Los dioses anunciaron tu llegada en un carro de fuego, la profecía se ha cumplido, me decía el movimiento de sus brazos. Hubiese dado mi vida por impedirlo, pero un solo hombre es demasiado poco ante la luz. Al anochecer se tomará la decisión final, ¿te quedarás hasta entonces?, me hablaba el parpadeo de sus ojos de cordero. El dilema de mi hermano me incumbía, porque yo era su dilema. ¿Habrían de levantarse nuevas civilizaciones dedicadas a recuperar el tiempo perdido sobre la base de mi traje de astronauta? ¿Quedaría mi figura sepultada en el polvo del recuerdo de un día? La respuesta no está en nosotros, me decía su cabeza ladeada, la tendrán nuestros hijos, los eternos perseguidores de la felicidad.

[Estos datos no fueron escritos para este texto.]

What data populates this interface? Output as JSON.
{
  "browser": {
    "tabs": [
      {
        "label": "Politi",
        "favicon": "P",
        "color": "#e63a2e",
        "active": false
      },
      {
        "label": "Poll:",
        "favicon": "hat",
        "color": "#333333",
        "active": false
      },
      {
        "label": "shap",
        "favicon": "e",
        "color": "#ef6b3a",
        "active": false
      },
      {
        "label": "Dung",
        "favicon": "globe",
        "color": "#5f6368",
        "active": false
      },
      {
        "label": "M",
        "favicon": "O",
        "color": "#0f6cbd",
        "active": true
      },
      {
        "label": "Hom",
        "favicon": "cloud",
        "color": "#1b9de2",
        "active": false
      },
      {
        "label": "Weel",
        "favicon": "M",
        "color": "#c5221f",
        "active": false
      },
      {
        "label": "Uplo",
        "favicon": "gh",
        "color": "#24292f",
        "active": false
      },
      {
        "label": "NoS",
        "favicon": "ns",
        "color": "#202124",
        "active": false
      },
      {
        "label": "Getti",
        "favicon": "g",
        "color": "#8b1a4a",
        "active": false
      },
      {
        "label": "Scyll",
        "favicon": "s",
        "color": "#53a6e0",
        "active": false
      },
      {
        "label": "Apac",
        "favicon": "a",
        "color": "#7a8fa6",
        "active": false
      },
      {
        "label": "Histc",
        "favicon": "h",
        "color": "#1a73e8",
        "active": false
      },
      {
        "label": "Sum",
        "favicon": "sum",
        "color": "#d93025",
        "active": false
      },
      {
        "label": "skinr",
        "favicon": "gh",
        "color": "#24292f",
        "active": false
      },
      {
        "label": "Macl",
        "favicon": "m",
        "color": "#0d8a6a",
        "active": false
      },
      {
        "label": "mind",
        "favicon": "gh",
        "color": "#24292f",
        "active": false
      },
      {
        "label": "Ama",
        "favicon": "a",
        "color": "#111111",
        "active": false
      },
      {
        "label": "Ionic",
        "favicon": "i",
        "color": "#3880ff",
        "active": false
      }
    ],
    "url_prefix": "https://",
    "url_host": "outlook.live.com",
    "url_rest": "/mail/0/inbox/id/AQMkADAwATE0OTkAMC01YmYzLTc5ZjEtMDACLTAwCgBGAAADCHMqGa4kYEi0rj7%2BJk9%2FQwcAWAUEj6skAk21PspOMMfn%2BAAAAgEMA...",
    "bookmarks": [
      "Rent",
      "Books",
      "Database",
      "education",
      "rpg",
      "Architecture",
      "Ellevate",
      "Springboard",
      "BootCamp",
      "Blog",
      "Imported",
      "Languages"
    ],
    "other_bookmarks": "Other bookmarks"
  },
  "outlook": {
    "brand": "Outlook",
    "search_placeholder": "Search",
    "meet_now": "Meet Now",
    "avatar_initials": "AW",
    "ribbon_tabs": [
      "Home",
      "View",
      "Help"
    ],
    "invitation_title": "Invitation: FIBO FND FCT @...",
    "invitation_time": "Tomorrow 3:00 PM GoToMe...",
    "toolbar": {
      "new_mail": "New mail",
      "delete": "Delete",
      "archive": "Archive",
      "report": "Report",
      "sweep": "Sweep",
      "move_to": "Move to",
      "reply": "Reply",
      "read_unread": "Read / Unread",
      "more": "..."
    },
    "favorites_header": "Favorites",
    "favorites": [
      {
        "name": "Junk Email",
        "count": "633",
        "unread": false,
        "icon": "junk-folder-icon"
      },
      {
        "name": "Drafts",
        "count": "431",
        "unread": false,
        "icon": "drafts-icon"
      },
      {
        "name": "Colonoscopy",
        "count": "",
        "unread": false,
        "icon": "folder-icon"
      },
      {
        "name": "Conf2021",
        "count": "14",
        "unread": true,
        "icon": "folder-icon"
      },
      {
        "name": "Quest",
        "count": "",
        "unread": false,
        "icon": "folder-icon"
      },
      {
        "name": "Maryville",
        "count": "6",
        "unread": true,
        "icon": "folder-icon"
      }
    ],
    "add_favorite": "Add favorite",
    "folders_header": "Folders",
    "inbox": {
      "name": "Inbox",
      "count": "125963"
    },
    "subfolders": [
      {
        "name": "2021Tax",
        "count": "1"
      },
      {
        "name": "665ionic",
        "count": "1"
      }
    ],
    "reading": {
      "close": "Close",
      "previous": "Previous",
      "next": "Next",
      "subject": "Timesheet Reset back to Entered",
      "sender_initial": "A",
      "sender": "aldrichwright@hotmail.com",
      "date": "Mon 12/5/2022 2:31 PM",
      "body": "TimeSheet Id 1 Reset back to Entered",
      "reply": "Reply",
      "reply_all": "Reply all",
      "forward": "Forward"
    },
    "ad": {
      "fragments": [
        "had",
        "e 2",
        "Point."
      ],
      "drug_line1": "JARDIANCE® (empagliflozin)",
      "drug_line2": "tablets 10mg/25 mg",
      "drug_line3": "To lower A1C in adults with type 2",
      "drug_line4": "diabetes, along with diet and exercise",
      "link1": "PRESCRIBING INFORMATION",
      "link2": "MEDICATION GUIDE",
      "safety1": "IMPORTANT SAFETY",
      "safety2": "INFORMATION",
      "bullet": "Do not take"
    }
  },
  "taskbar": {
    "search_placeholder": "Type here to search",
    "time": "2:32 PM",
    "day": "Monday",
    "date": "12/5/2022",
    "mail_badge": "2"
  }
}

Mi hermano deslizaba las uñas largas de sus manos por el traje de astronauta, sin dejar de sonreír. Le faltaban varios dientes y de sus ojos brotaban lágrimas de duelo. Lo atraje a mí y nos abrazamos debajo del espino, largo abrazo; fue como si una avispa sobrevolara sus piojosas greñas y le inyectara desde lo alto un virus de ambición. Pero yo no tenía nada que decirle que fuese comprendido; eran él y los suyos quienes me debían explicaciones: me impelieron a buscar mundos nuevos y me abandonaron a mi suerte en la negrura del espacio.
Volví a la nave; de mis camaradas sólo recuperé sus cascos, que conservé conmigo. Reparé los destrozos hechos por los buitres y cerré a presión. Desinfecté, eliminé los microbios malditos y con ellos, todo rastro interior de vida terrenal; encendí los motores y miré hacia abajo por la nueva ventanilla, riendo nervioso a carcajadas. Brillaba el fuego sobre sus caras de pavor, esa imagen la guardo para siempre, tal como ellos conservarán aquella que les regalé a sus mentes.